The question is now how to display the items in a WPF DataGrid and show all the attributes as columns. This is what we have now:
We generate the columns programmatically:
foreach (var attribute in db.Attributes)
{
datagrid.Columns.Add(new DataGridTextColumn
{
Header = attribute.Name,
Binding = new Binding { Path = new PropertyPath(string.Format("[{0}]", attribute.ID)) }
});
}
This works fine. The question now is how to implement the indexer in the Items-Class. We have one option which gets quite slow with large amount of data (20.000 items, 400 Attributes, every item has 100 values):
public AttributeValue this[int i]
{
get
{
return AttributeValues.FirstOrDefault(aa => aa.AttributID == i);
}
}
Like i said, this works but it gets slow. Instead of always querying for the attributevalues i thought of caching everything before showing like this:
var items = db.Items.AsNoTracking().ToArray();
CachedValues.Values = new Dictionary<int, Dictionary<int, AttributeValue>>(items.Length);
foreach (var item in items)
{
var attributevalues = db.AttributeValue.AsNoTracking().Where(w => w.ArtikelID == item.ID).ToArray();
CachedValues.Values[item.ID] = new Dictionary<int, AttributeValue>(attributevalues.Length);
foreach (var value in attributevalues)
{
CachedValues.Values[item.ID][value.AttributeID] = value;
}
}
I use a static class as the Cache:
public static class CachedValues
{
public static Dictionary<int, Dictionary<int, ArtikelAttribut>> Values;
}
And in the Items-Class I can then access the cache:
public AttributeValue this[int i]
{
get
{
AttributeValue val = null;
CachedValues.Values[ID].TryGetValue(i, out val);
return val;
}
}
Obviously it takes some time (15s) to initialize the cache but then it’s a lot faster. Sorting the Items by a attribute in the datagrids only takes a second. With the other approach it tooks ages.
I’m not satisfied with the solution, do you have any suggestions? I would apprecciate any kind of criticism (I know both are not good solutions).
Thanks,
Thomas
EDIT
To make the first question more clear an small example:
Items: Item1,Item2,Item3,…
Attributes: Width, Height, Speed, …
AttributeValues: (Item1, Width, 100), (Item1,Height,200), (Item2,Width,100), (Item3, Height, 200), (Item3,Speed,40)
So it’s a classic many-to-many relationship.
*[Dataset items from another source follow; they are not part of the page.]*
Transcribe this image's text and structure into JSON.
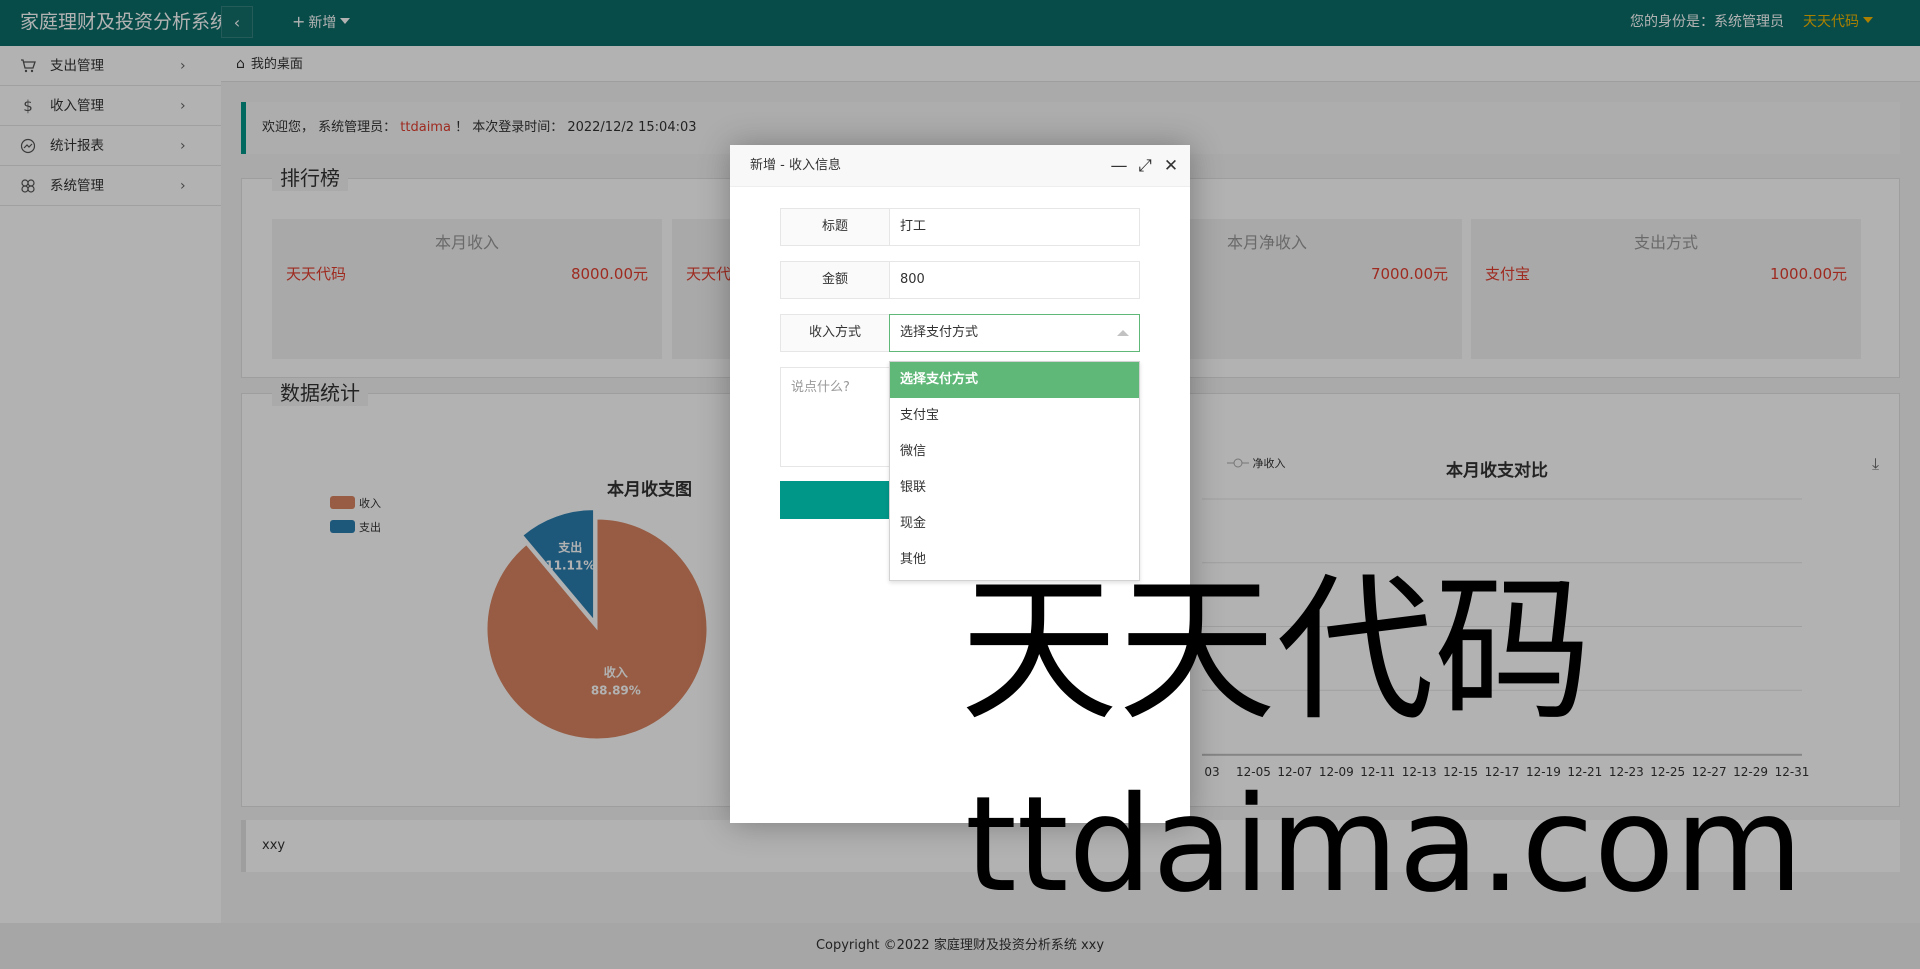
{
  "header": {
    "app_title": "家庭理财及投资分析系统",
    "new_label": "新增",
    "identity_label": "您的身份是：系统管理员",
    "user_name": "天天代码"
  },
  "sidebar": {
    "items": [
      {
        "label": "支出管理",
        "icon": "cart-icon"
      },
      {
        "label": "收入管理",
        "icon": "dollar-icon"
      },
      {
        "label": "统计报表",
        "icon": "chart-icon"
      },
      {
        "label": "系统管理",
        "icon": "clover-icon"
      }
    ]
  },
  "breadcrumb": {
    "label": "我的桌面"
  },
  "welcome": {
    "prefix": "欢迎您，  系统管理员：",
    "username": "ttdaima",
    "suffix": "！ 本次登录时间： 2022/12/2 15:04:03"
  },
  "ranking": {
    "title": "排行榜",
    "cards": [
      {
        "title": "本月收入",
        "name": "天天代码",
        "value": "8000.00元"
      },
      {
        "title": "",
        "name": "天天代",
        "value": ""
      },
      {
        "title": "本月净收入",
        "name": "",
        "value": "7000.00元"
      },
      {
        "title": "支出方式",
        "name": "支付宝",
        "value": "1000.00元"
      }
    ]
  },
  "stats": {
    "title": "数据统计",
    "pie_title": "本月收支图",
    "line_title": "本月收支对比",
    "line_legend": "净收入",
    "pie_legend": [
      "收入",
      "支出"
    ]
  },
  "chart_data": [
    {
      "type": "pie",
      "title": "本月收支图",
      "labels": [
        "收入",
        "支出"
      ],
      "values": [
        88.89,
        11.11
      ],
      "display": [
        "88.89%",
        "11.11%"
      ],
      "colors": [
        "#d98560",
        "#2a7fb1"
      ],
      "legend": "top-left"
    },
    {
      "type": "line",
      "title": "本月收支对比",
      "x_tick_labels": [
        "03",
        "12-05",
        "12-07",
        "12-09",
        "12-11",
        "12-13",
        "12-15",
        "12-17",
        "12-19",
        "12-21",
        "12-23",
        "12-25",
        "12-27",
        "12-29",
        "12-31"
      ],
      "series_name": "净收入"
    }
  ],
  "footer": {
    "text": "xxy"
  },
  "copyright": {
    "text": "Copyright ©2022 家庭理财及投资分析系统 xxy"
  },
  "modal": {
    "title": "新增 - 收入信息",
    "fields": {
      "title_label": "标题",
      "title_value": "打工",
      "amount_label": "金额",
      "amount_value": "800",
      "method_label": "收入方式",
      "method_value": "选择支付方式",
      "remark_placeholder": "说点什么?"
    },
    "dropdown_options": [
      "选择支付方式",
      "支付宝",
      "微信",
      "银联",
      "现金",
      "其他"
    ]
  },
  "watermark": {
    "line1": "天天代码",
    "line2": "ttdaima.com"
  }
}
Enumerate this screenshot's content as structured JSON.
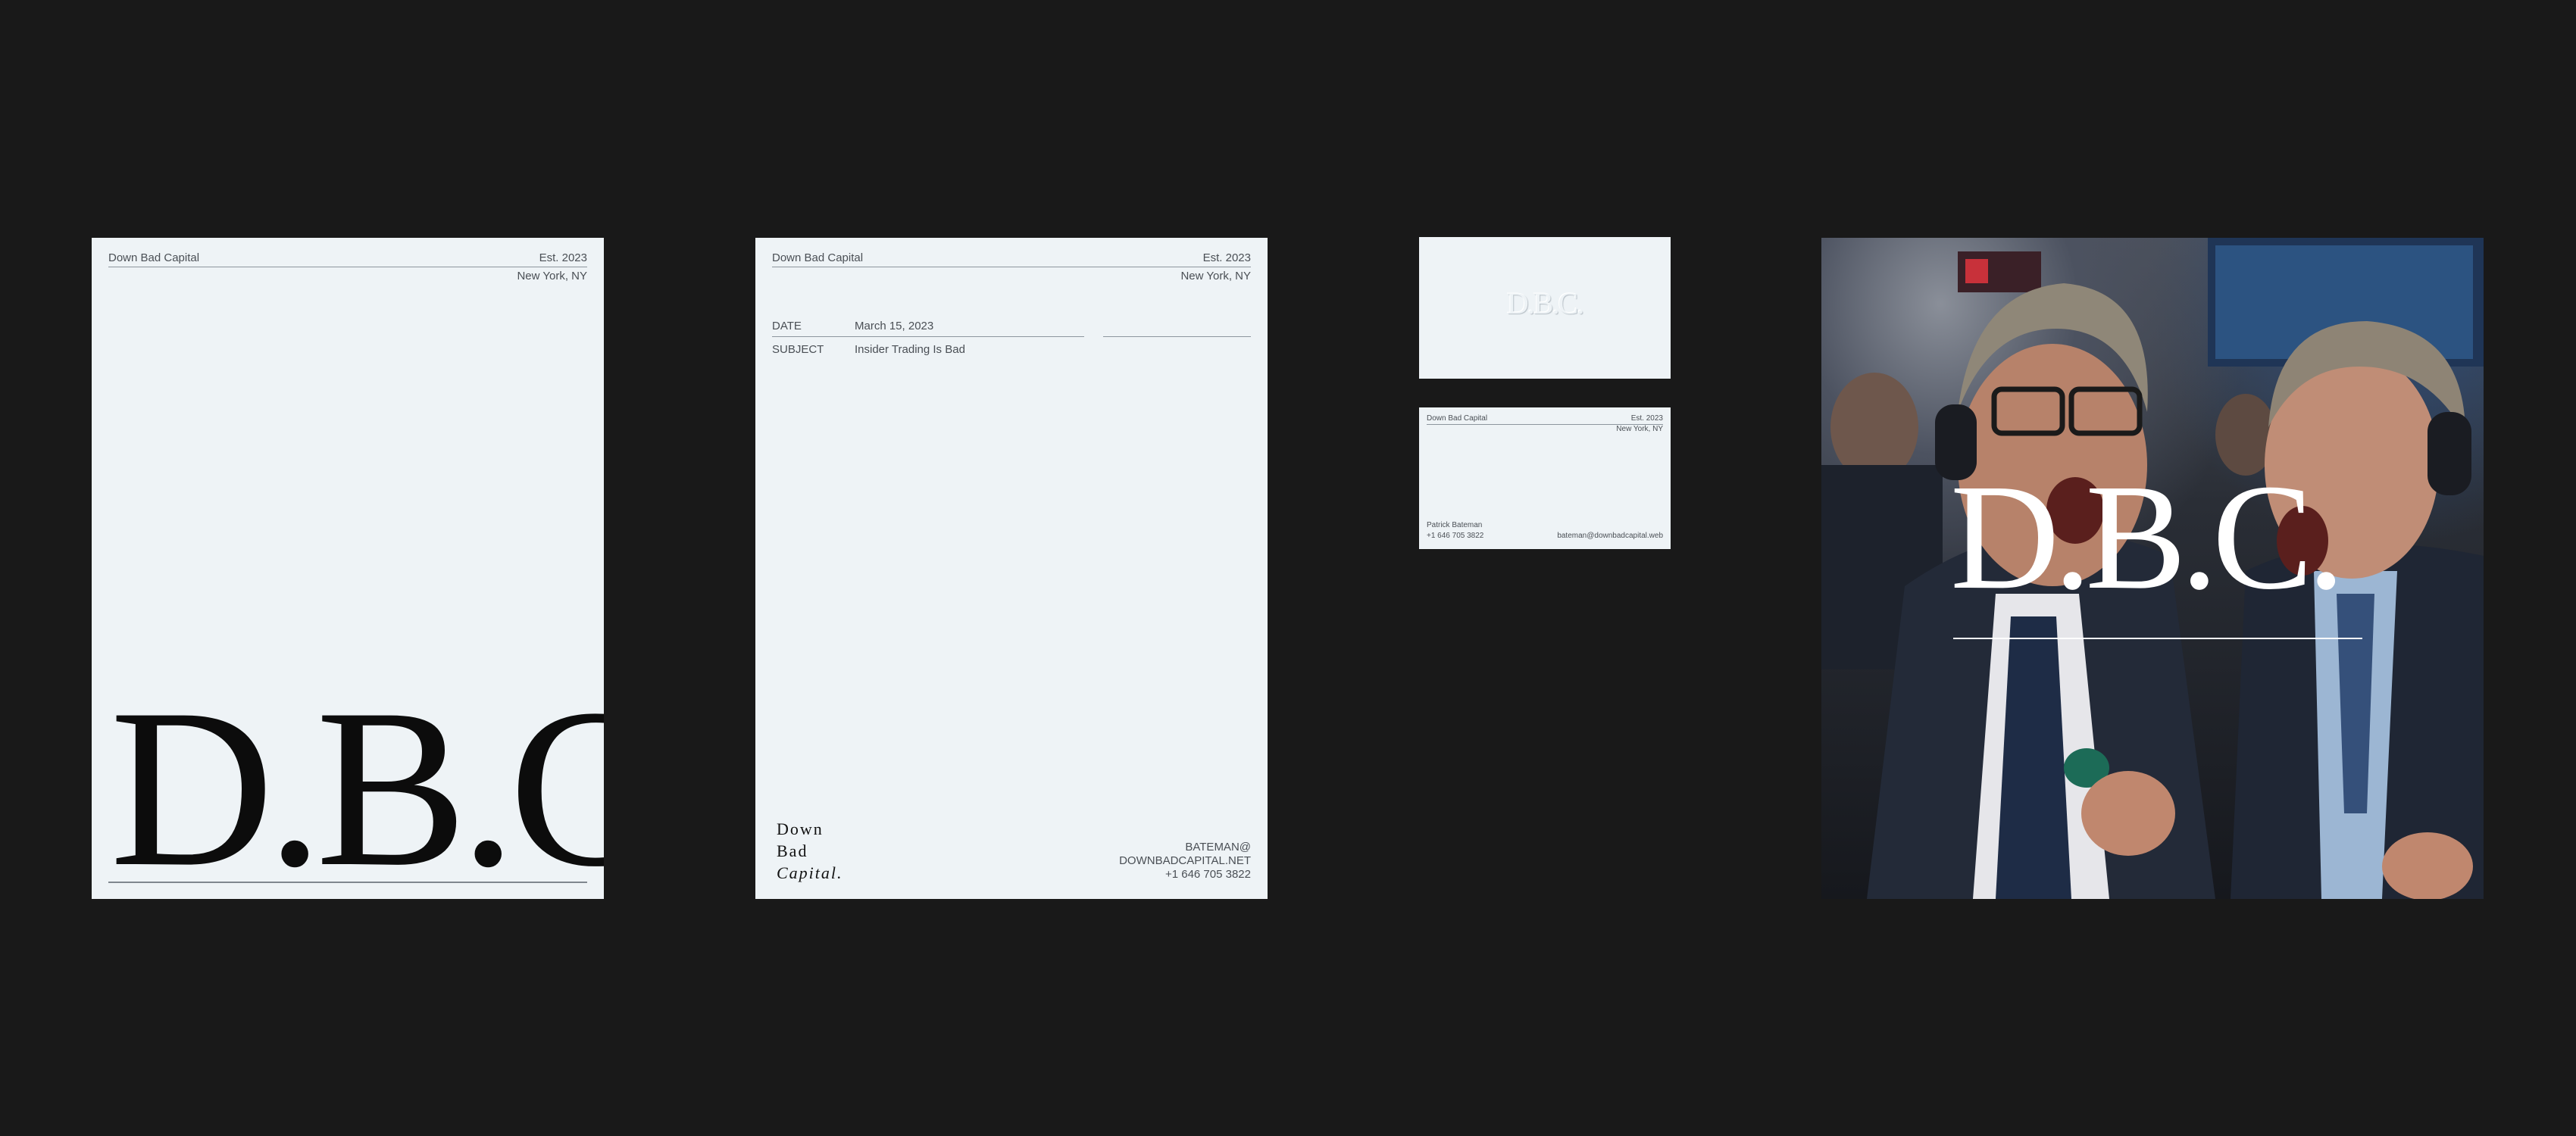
{
  "brand": {
    "name": "Down Bad Capital",
    "established": "Est. 2023",
    "location": "New York, NY",
    "monogram": "D.B.C.",
    "stacked_lines": [
      "Down",
      "Bad",
      "Capital."
    ]
  },
  "letter": {
    "date_label": "DATE",
    "date_value": "March 15, 2023",
    "subject_label": "SUBJECT",
    "subject_value": "Insider Trading Is Bad",
    "contact_lines": [
      "BATEMAN@",
      "DOWNBADCAPITAL.NET",
      "+1 646 705 3822"
    ]
  },
  "business_card": {
    "person_name": "Patrick Bateman",
    "phone": "+1 646 705 3822",
    "email": "bateman@downbadcapital.web"
  },
  "colors": {
    "background": "#191919",
    "paper": "#eef3f6",
    "ink": "#0c0c0c",
    "tie_green": "#1c6b57"
  }
}
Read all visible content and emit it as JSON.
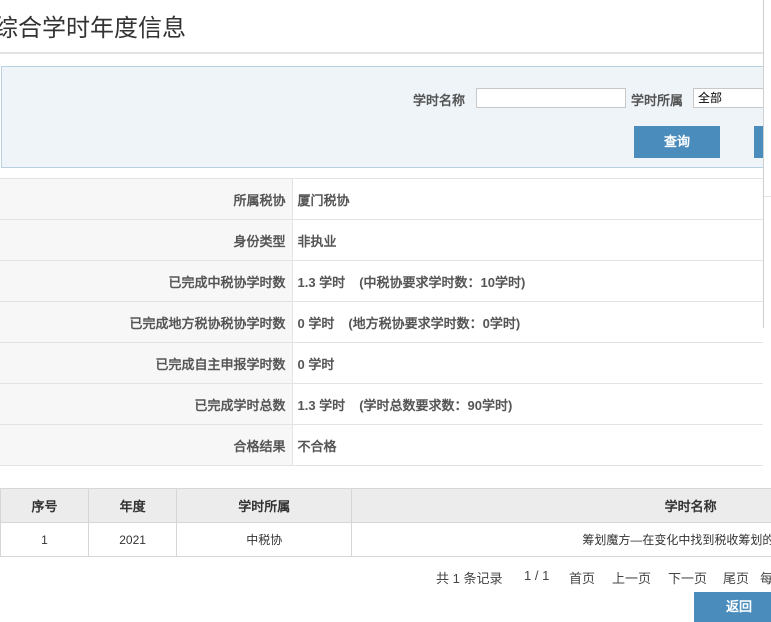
{
  "page": {
    "title": "综合学时年度信息"
  },
  "search": {
    "name_label": "学时名称",
    "name_value": "",
    "belong_label": "学时所属",
    "belong_value": "全部",
    "query_label": "查询"
  },
  "info": [
    {
      "label": "所属税协",
      "value": "厦门税协",
      "note": ""
    },
    {
      "label": "身份类型",
      "value": "非执业",
      "note": ""
    },
    {
      "label": "已完成中税协学时数",
      "value": "1.3 学时",
      "note": "(中税协要求学时数：10学时)"
    },
    {
      "label": "已完成地方税协税协学时数",
      "value": "0 学时",
      "note": "(地方税协要求学时数：0学时)"
    },
    {
      "label": "已完成自主申报学时数",
      "value": "0 学时",
      "note": ""
    },
    {
      "label": "已完成学时总数",
      "value": "1.3 学时",
      "note": "(学时总数要求数：90学时)"
    },
    {
      "label": "合格结果",
      "value": "不合格",
      "note": ""
    }
  ],
  "table": {
    "headers": [
      "序号",
      "年度",
      "学时所属",
      "学时名称"
    ],
    "rows": [
      [
        "1",
        "2021",
        "中税协",
        "筹划魔方—在变化中找到税收筹划的"
      ]
    ]
  },
  "pager": {
    "total": "共 1 条记录",
    "pages": "1 / 1",
    "first": "首页",
    "prev": "上一页",
    "next": "下一页",
    "last": "尾页",
    "per": "每"
  },
  "footer": {
    "back_label": "返回"
  },
  "colors": {
    "accent": "#4a8dbd",
    "fail": "#d30000"
  }
}
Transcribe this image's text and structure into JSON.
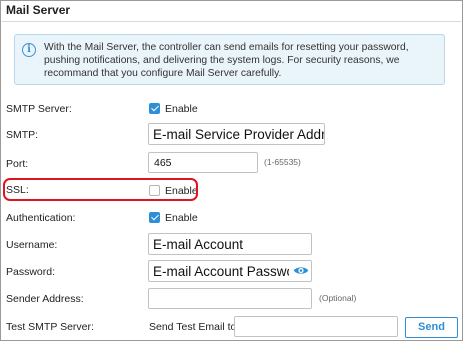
{
  "section": {
    "title": "Mail Server",
    "info_text": "With the Mail Server, the controller can send emails for resetting your password, pushing notifications, and delivering the system logs. For security reasons, we recommand that you configure Mail Server carefully."
  },
  "form": {
    "smtp_server": {
      "label": "SMTP Server:",
      "checkbox_label": "Enable",
      "checked": true
    },
    "smtp": {
      "label": "SMTP:",
      "value": "E-mail Service Provider Address"
    },
    "port": {
      "label": "Port:",
      "value": "465",
      "hint": "(1-65535)"
    },
    "ssl": {
      "label": "SSL:",
      "checkbox_label": "Enable",
      "checked": false
    },
    "authentication": {
      "label": "Authentication:",
      "checkbox_label": "Enable",
      "checked": true
    },
    "username": {
      "label": "Username:",
      "value": "E-mail Account"
    },
    "password": {
      "label": "Password:",
      "value": "E-mail Account Password",
      "icon": "eye-icon"
    },
    "sender_address": {
      "label": "Sender Address:",
      "value": "",
      "hint": "(Optional)"
    },
    "test_smtp": {
      "label": "Test SMTP Server:",
      "send_to_label": "Send Test Email to",
      "value": "",
      "button_label": "Send"
    }
  },
  "colors": {
    "accent": "#2f8fd6",
    "highlight_ring": "#e0141e",
    "info_background": "#eaf4fb"
  }
}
A attribute might appear in 0-many Items and and Item might have 0-many attributes.
You data model is a very generic solution and there are arguments for and against it but it is hard to judge without more background so I will just skip this part of the question.
I would probably have implemented a similar cache as you did, but with some slight modifications.
I would not use a global static cache but instead one dictionary per entity caching only property values for this entity. This way you do not have to care about removing entries from the global cache if an entity goes out of scope because the cache gets garbage collected together with the entity.
I would not prepopulate the dictionary but instead first try to get the value from the cache and if it is not present search the property value list and update the cache on demand. If the application is well behaved and does not access all values at once – for example because only some data is visible in a grid at any time while other rows are not visible – this could seamlessly distribute the cache population process over an extended period of time and make it unnoticeable to the user.
Final thought – 20,000 item with 400 attributes each? Which user is supposed to be able to work with an application presenting up to 8,000,000 values at once? Maybe you should also consider redesigning the user interface and interaction logic – nobody needs and can handle that much information at once.